Лейтенант и Змей-Горыныч. Глава 15

      Глава пятнадцатая. Не дай тебе Бог жить в эпоху перемен. Латинская  мудрость.
 
 Да простит меня любезный читатель, что оставлю я на малый срок леса и болота. Оставлю я их лишь за тем, чтобы ввести в повествование наше человека, казалось бы, абсолютно постороннего, мелькнувшего  на первых его страницах, продавца газет Жёлтикова Ф. И.               
 
   Жёлтиков Фёдор Иванович врагом Советской власти не был. Это правда.
 Семья его малохольного папаши-неудачника, изо всех человечьих ремёсел в совершенстве умевшего лишь клепать детей, маленько хлебушек то вольный попробовала лишь благодаря ей, власти  Советской, и начавшейся в те года индустриализации. Сорвавшись семейством с земли и вдоволь наколесив по дорогам России, прибились они  в бараке на обочине одной из многочисленных в те года великих строек социализма.
 
       А до того пережили они немало. Началось всё с того, что в1928годе перед самым покосом явился Феде на заросшем ёлочками выгоне ни кто иной, как сам Николай Угодник.
 Конечно, святой старец  не представился.

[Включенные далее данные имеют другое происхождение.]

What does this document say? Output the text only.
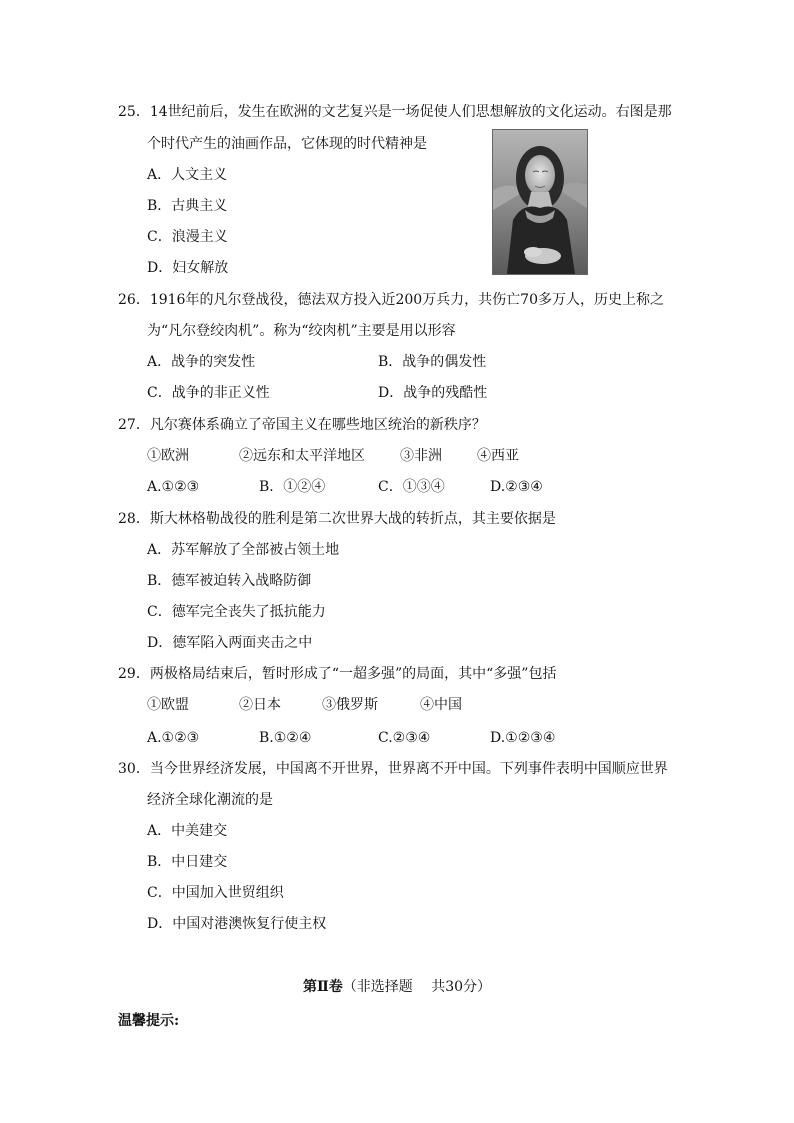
25．14世纪前后，发生在欧洲的文艺复兴是一场促使人们思想解放的文化运动。右图是那
个时代产生的油画作品，它体现的时代精神是
A．人文主义
B．古典主义
C．浪漫主义
D．妇女解放
26．1916年的凡尔登战役，德法双方投入近200万兵力，共伤亡70多万人，历史上称之
为“凡尔登绞肉机”。称为“绞肉机”主要是用以形容
A．战争的突发性	B．战争的偶发性
C．战争的非正义性	D．战争的残酷性
27．凡尔赛体系确立了帝国主义在哪些地区统治的新秩序？
①欧洲	②远东和太平洋地区	③非洲	④西亚
A.①②③	B．①②④	C．①③④	D.②③④
28．斯大林格勒战役的胜利是第二次世界大战的转折点，其主要依据是
A．苏军解放了全部被占领土地
B．德军被迫转入战略防御
C．德军完全丧失了抵抗能力
D．德军陷入两面夹击之中
29．两极格局结束后，暂时形成了“一超多强”的局面，其中“多强”包括
①欧盟	②日本	③俄罗斯	④中国
A.①②③	B.①②④	C.②③④	D.①②③④
30．当今世界经济发展，中国离不开世界，世界离不开中国。下列事件表明中国顺应世界
经济全球化潮流的是
A．中美建交
B．中日建交
C．中国加入世贸组织
D．中国对港澳恢复行使主权
第Ⅱ卷（非选择题　 共30分）
温馨提示:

Поздоровкался ласково и всё. Но кто бы ещё он мог быть, явившийся мальцу  чужой человек, одетый так странно, что одежды такой Федя, ни на односельчанах, ни на плакатах в клубе не видывал?  Такое он видал только на иконах у деда в доме.

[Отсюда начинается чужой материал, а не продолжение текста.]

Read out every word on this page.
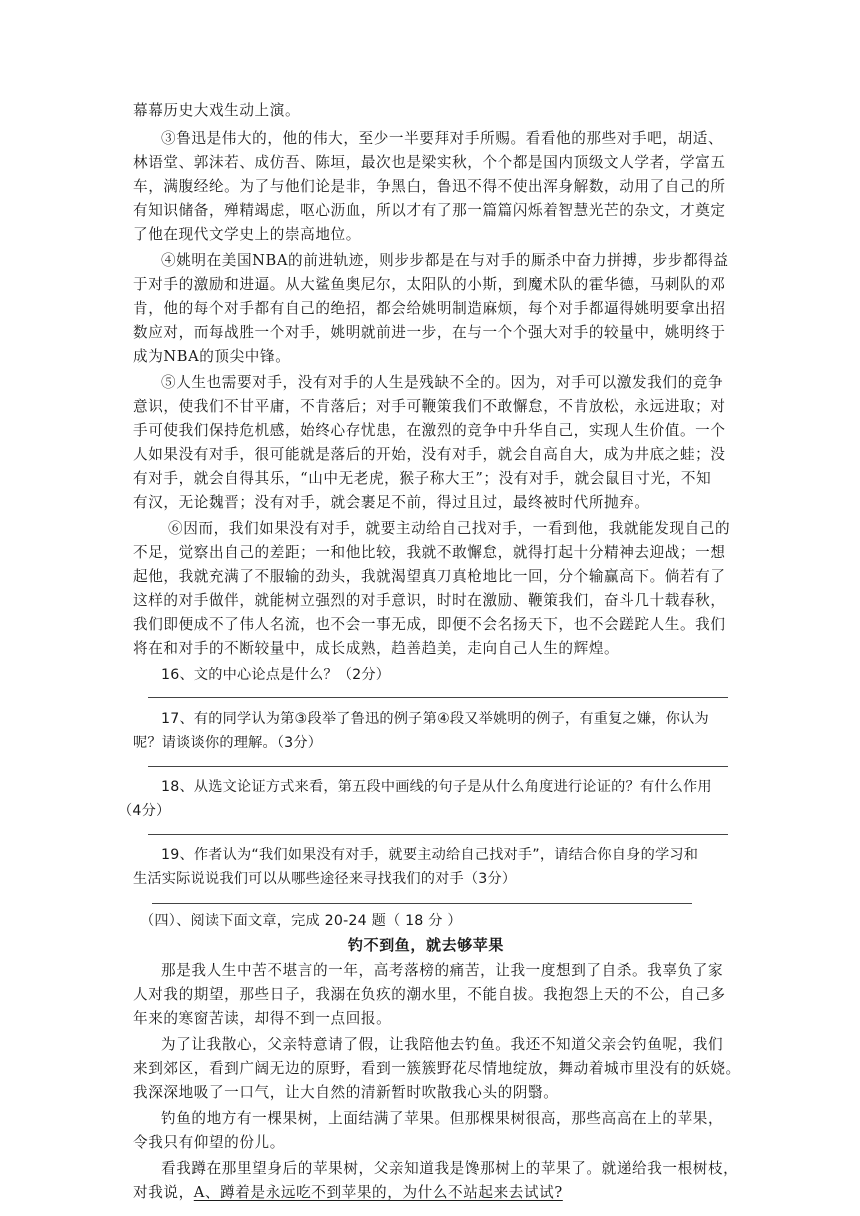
幕幕历史大戏生动上演。
③鲁迅是伟大的，他的伟大，至少一半要拜对手所赐。看看他的那些对手吧，胡适、
林语堂、郭沫若、成仿吾、陈垣，最次也是梁实秋，个个都是国内顶级文人学者，学富五
车，满腹经纶。为了与他们论是非，争黑白，鲁迅不得不使出浑身解数，动用了自己的所
有知识储备，殚精竭虑，呕心沥血，所以才有了那一篇篇闪烁着智慧光芒的杂文，才奠定
了他在现代文学史上的崇高地位。
④姚明在美国NBA的前进轨迹，则步步都是在与对手的厮杀中奋力拼搏，步步都得益
于对手的激励和进逼。从大鲨鱼奥尼尔，太阳队的小斯，到魔术队的霍华德，马刺队的邓
肯，他的每个对手都有自己的绝招，都会给姚明制造麻烦，每个对手都逼得姚明要拿出招
数应对，而每战胜一个对手，姚明就前进一步，在与一个个强大对手的较量中，姚明终于
成为NBA的顶尖中锋。
⑤人生也需要对手，没有对手的人生是残缺不全的。因为，对手可以激发我们的竞争
意识，使我们不甘平庸，不肯落后；对手可鞭策我们不敢懈怠，不肯放松，永远进取；对
手可使我们保持危机感，始终心存忧患，在激烈的竞争中升华自己，实现人生价值。一个
人如果没有对手，很可能就是落后的开始，没有对手，就会自高自大，成为井底之蛙；没
有对手，就会自得其乐，“山中无老虎，猴子称大王”；没有对手，就会鼠目寸光，不知
有汉，无论魏晋；没有对手，就会裹足不前，得过且过，最终被时代所抛弃。
⑥因而，我们如果没有对手，就要主动给自己找对手，一看到他，我就能发现自己的
不足，觉察出自己的差距；一和他比较，我就不敢懈怠，就得打起十分精神去迎战；一想
起他，我就充满了不服输的劲头，我就渴望真刀真枪地比一回，分个输赢高下。倘若有了
这样的对手做伴，就能树立强烈的对手意识，时时在激励、鞭策我们，奋斗几十载春秋，
我们即便成不了伟人名流，也不会一事无成，即便不会名扬天下，也不会蹉跎人生。我们
将在和对手的不断较量中，成长成熟，趋善趋美，走向自己人生的辉煌。
16、文的中心论点是什么？（2分）
17、有的同学认为第③段举了鲁迅的例子第④段又举姚明的例子，有重复之嫌，你认为
呢？请谈谈你的理解。（3分）
18、从选文论证方式来看，第五段中画线的句子是从什么角度进行论证的？有什么作用
（4分）
19、作者认为“我们如果没有对手，就要主动给自己找对手”，请结合你自身的学习和
生活实际说说我们可以从哪些途径来寻找我们的对手（3分）
（四）、阅读下面文章，完成 20-24 题（ 18 分 ）
钓不到鱼，就去够苹果
那是我人生中苦不堪言的一年，高考落榜的痛苦，让我一度想到了自杀。我辜负了家
人对我的期望，那些日子，我溺在负疚的潮水里，不能自拔。我抱怨上天的不公，自己多
年来的寒窗苦读，却得不到一点回报。
为了让我散心，父亲特意请了假，让我陪他去钓鱼。我还不知道父亲会钓鱼呢，我们
来到郊区，看到广阔无边的原野，看到一簇簇野花尽情地绽放，舞动着城市里没有的妖娆。
我深深地吸了一口气，让大自然的清新暂时吹散我心头的阴翳。
钓鱼的地方有一棵果树，上面结满了苹果。但那棵果树很高，那些高高在上的苹果，
令我只有仰望的份儿。
看我蹲在那里望身后的苹果树，父亲知道我是馋那树上的苹果了。就递给我一根树枝，
对我说，A、蹲着是永远吃不到苹果的，为什么不站起来去试试?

Старик  погладил Федю по голове и  предупредил мальчика, что для родни его приходят дни плохие и страшные, час испытания. Федя испугался. Он заплакал и побежал домой рассказать папаше, о чём «дедушка с иконы предупредил».
Однако времена были безверные, безбожные, папаша и иконы то топором порубил и в печи стопил, а оттого на Федины слова он только рассмеялся и ушёл в клуб лекцию слушать, цигарки смолить, да молодух под граммофон щупать.
 
     А наутро, отравив медвяный воздух чёрными клубами дыма, прикатился в их деревню автомобиль. А в нём  трое городских уполномоченных во френчах и с портфелями, шофёр весь в коже да в очках-консервах в пол-лица и милиционер с винтовкой. Долго они не мешкали, а помели Фединого деда Егора, да дядьёв Кузьму и Павла с семьями как врагов трудового народа, подкулачников и мракобесов на высылку в край оленей и тюленей. В тот край, где солнце полгода над тундрой не садится, а как сядет так уже тоже на полгода, а сторожат его чекисты на вышках и собаки цепные злые-злющие.
 
     Папу пока не тронули, как он был бедняк, участник Гражданской войны и орденоносец.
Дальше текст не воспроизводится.